The appointment of retirement funds by the South African Revenue Service (SARS) as tax agents is creating a dilemma for funds trying to balance their fiduciary responsibilities towards members with the obligation of being appointed as a tax agent.
Johan Kotze, Head of Tax Dispute Resolution at leading pan-African legal services group Bowman Gilfillan explained: “Many retirement funds are currently receiving tax agency appointment letters from SARS requesting funds to deduct outstanding tax from members’ pension, and to pay it over to SARS”.
Johan Esterhuizen, Partner in the Pension Practice Group at Bowman Gilfillan, noted that appointments create a dilemma because the fund, the administrator and the trustees have to balance their fiduciary responsibilities towards the member with the obligation of being appointed as a tax agent.
The SARS letters should, from 1 October 2012, have been provided in terms of section 179 of the Tax Administration Act, and prior thereto in terms of section 99 of the Income Tax Act. Many letters, presumably only shortly after the Tax Administration Act was promulgated, were erroneously issued in terms of the Income Tax Act and any appointments made in terms of the latter should be questioned by the fund as to their legal validity, Kotze advised.
SARS has wide ranging powers to collect outstanding tax, and the most effective strategy being used is to appoint a tax agent to collect tax on its behalf.
Section 99 of the Income Tax Act allowed SARS to declare any person to be an agent of a taxpayer and thereafter compelling such agent to pay the taxpayer’s outstanding tax from moneys, including pension and other remuneration, which may be held by the agent.
Many funds and their administrators were not aware that section 99 had certain limitations. In particular, an agent was required to ensure that it was able to legally comply with the requirements of the appointment. An agent was also entitled to question the correctness of the tax agency appointments. For example, where the agent exceeded the ambit of section 99, the court held that the agent, for example a bank or an employer, had to return the money to its client or employee.
Said Kotze: “The new Tax Administration Act provides for a much needed balanced approach, and it is important for funds to understand their rights and obligations should they be appointed.

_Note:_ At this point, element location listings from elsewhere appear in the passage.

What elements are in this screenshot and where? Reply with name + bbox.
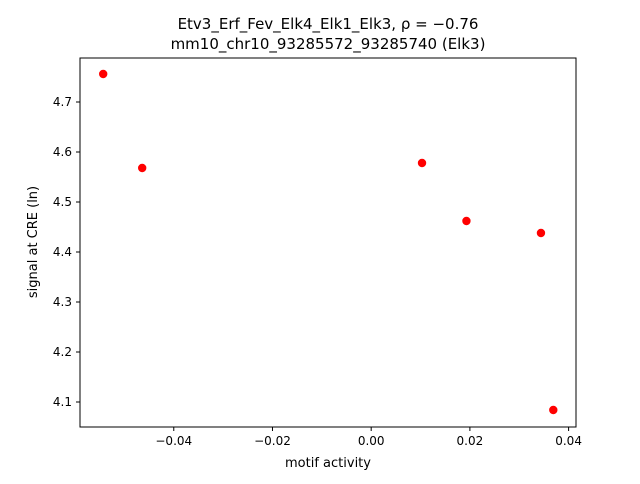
y-tick-label: 4.1	[53, 395, 72, 409]
data-points	[98, 69, 558, 415]
chart-title: Etv3_Erf_Fev_Elk4_Elk1_Elk3, ρ = −0.76	[178, 15, 479, 34]
plot-area	[79, 57, 577, 428]
x-tick-label: 0.02	[457, 434, 484, 448]
x-axis-label: motif activity	[285, 456, 371, 471]
y-tick-label: 4.6	[53, 145, 72, 159]
data-point	[536, 228, 546, 238]
data-point	[549, 405, 558, 415]
data-point	[417, 158, 427, 168]
x-tick-label: −0.04	[155, 434, 192, 448]
data-point	[137, 163, 147, 173]
y-tick-label: 4.4	[53, 245, 72, 259]
y-axis: 4.1 4.2 4.3 4.4 4.5 4.6 4.7	[53, 95, 80, 409]
x-tick-label: −0.02	[254, 434, 291, 448]
y-tick-label: 4.3	[53, 295, 72, 309]
data-point	[462, 216, 471, 226]
y-tick-label: 4.2	[53, 345, 72, 359]
chart-subtitle: mm10_chr10_93285572_93285740 (Elk3)	[171, 35, 486, 54]
x-tick-label: 0.00	[358, 434, 385, 448]
y-tick-label: 4.7	[53, 95, 72, 109]
x-axis: −0.04 −0.02 0.00 0.02 0.04	[155, 427, 582, 448]
x-tick-label: 0.04	[555, 434, 582, 448]
data-point	[98, 69, 108, 79]
y-tick-label: 4.5	[53, 195, 72, 209]
y-axis-label: signal at CRE (ln)	[26, 186, 41, 298]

It is also important that funds inform their members through the normal member communication channels of a tax agency appointment and the consequence it may have.”

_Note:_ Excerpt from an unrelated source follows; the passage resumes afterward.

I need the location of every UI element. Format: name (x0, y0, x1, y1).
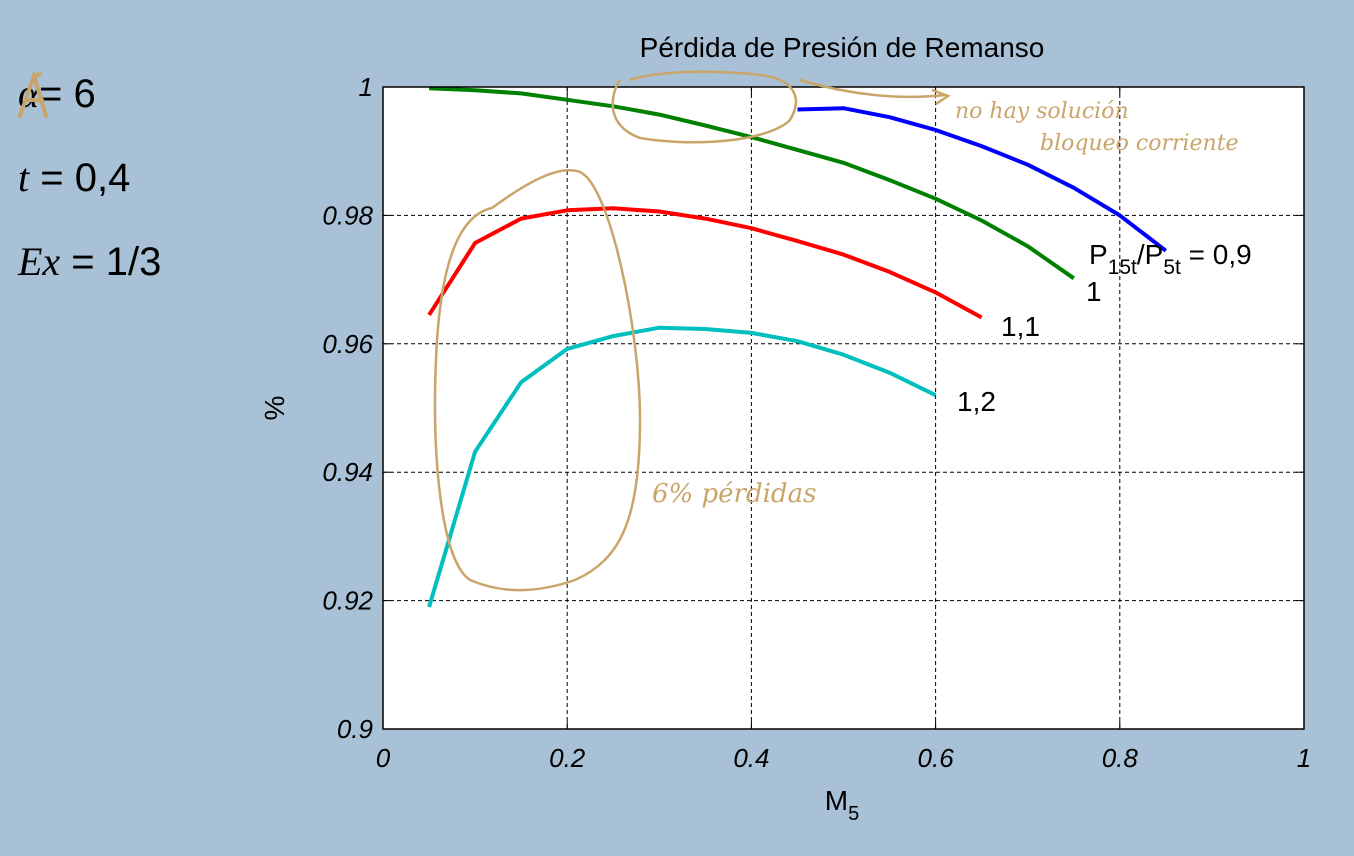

The new section 179 of the Tax Administration Act gives SARS the same power, but with greater circumspection, as it had with the old section 99. Funds should, as part of their fiduciary responsibilities, ensure that the features of the new section 179 have been complied with when an agency appointment is received.
Included amongst the provisions in section 179 is that only a senior SARS official may appoint a fund to be the agent of its member and that the appointment can only be in relation to moneys which the fund holds or owes, or will hold or will owe, to the member. The fund has to advise the member of the appointment, and should give the member an opportunity to confirm the correctness of the appointment.
According to Esterhuizen: “It follows that if a fund, or where applicable its administrator, fails to ensure that section 179’s features are considered and applied, and if challenged by a member following a deduction, may have to return the funds to the member. The fund will then have to attempt to recover the funds from SARS at its own costs.
“The rights and obligations of the fund and the administrator, when SARS issues these agency appointments, may have to be dealt with in the service level agreement. It is recommended that the roles of the various parties are properly set out in the service level agreement, to ensure that provision is made should an agency appointment be made by SARS.”